このたび奨励研究員として、古代学協会が進める東大寺領越前国足羽郡糞置庄の調査研究に参加することになりました竹内亮です。
これまで、古代(飛鳥〜奈良時代)の木簡や文字瓦といった出土文字資料を主な素材として、古代の官大寺や地方寺院、官営工房などの実態について研究してきました。東大寺領糞置庄は、天平21年(749)に寺院の墾田所有が認められたことを契機として北陸地方各地に設置された東大寺開田地の一つで、天平宝字3年(759)と天平神護2年(766)に作成された二枚の地図が現在まで残っていることで世に知られています。

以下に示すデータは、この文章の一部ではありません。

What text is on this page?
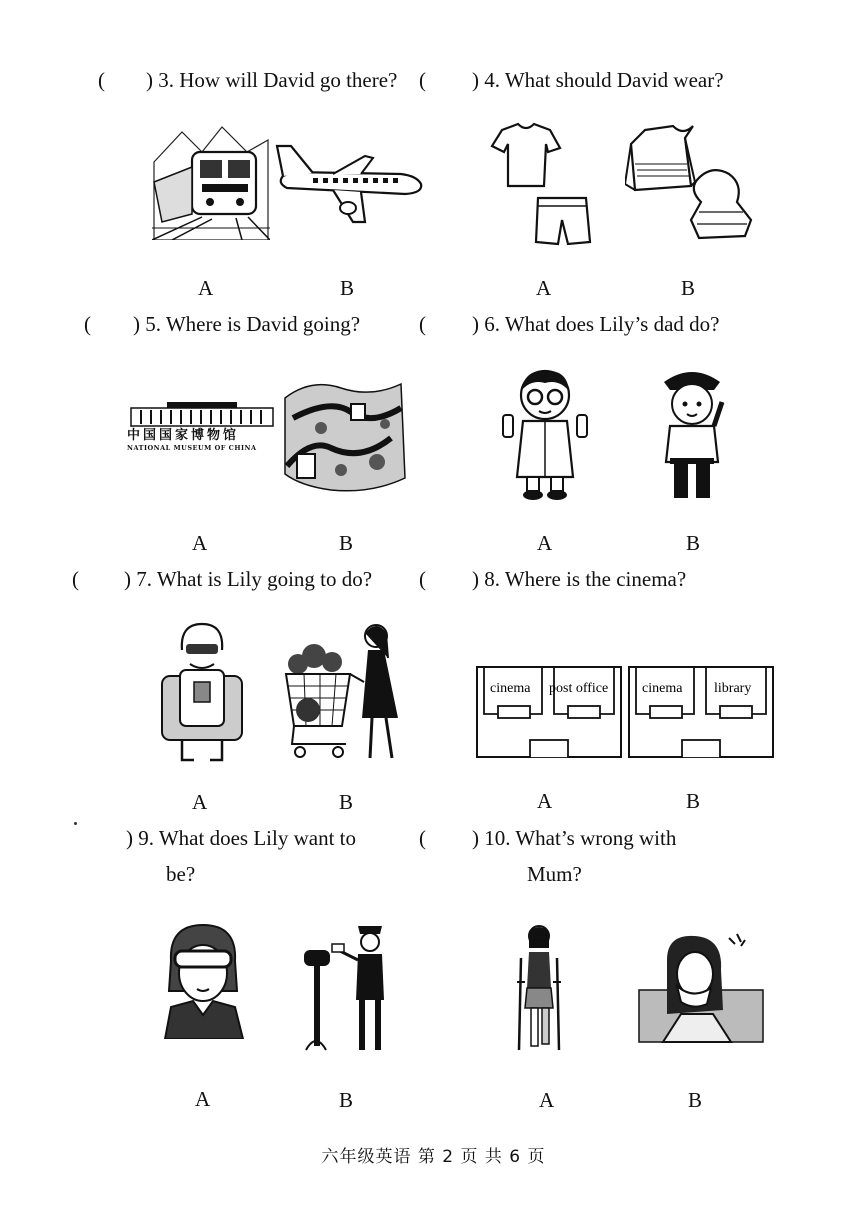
( ) 3. How will David go there? ( ) 4. What should David wear?
A	B	A	B
( ) 5. Where is David going?	( ) 6. What does Lily’s dad do?
中国国家博物馆
NATIONAL MUSEUM OF CHINA
A	B	A	B
( ) 7. What is Lily going to do? ( ) 8. Where is the cinema?
cinema post office cinema library
A	B	A	B
) 9. What does Lily want to
be?
( ) 10. What’s wrong with
Mum?
A	B	A	B
六年级英语 第 2 页 共 6 页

庄域は現在の福井市南部、二上町・帆谷町一帯に比定されており、小規模な庄園ではありますが、奈良時代の地図に描かれた山や谷の形状が現代の現地景観と一致すること、近年まで周辺の条里制地割がよく残っていたことなどから、古代庄園研究史上において重要な地位にあります。昭和27年(1952)、この糞置庄の遺構を探求するため、当時大阪市立大学におられた故角田文衛先生や御同僚であられた直木孝次郎先生を中心として発掘調査団が組織され、想定庄域内の数ヶ所において試掘調査が行われました。調査の結果、残念ながら奈良時代の庄園に直接関係する成果は得られませんでしたが、多くの考古遺物が出土しました。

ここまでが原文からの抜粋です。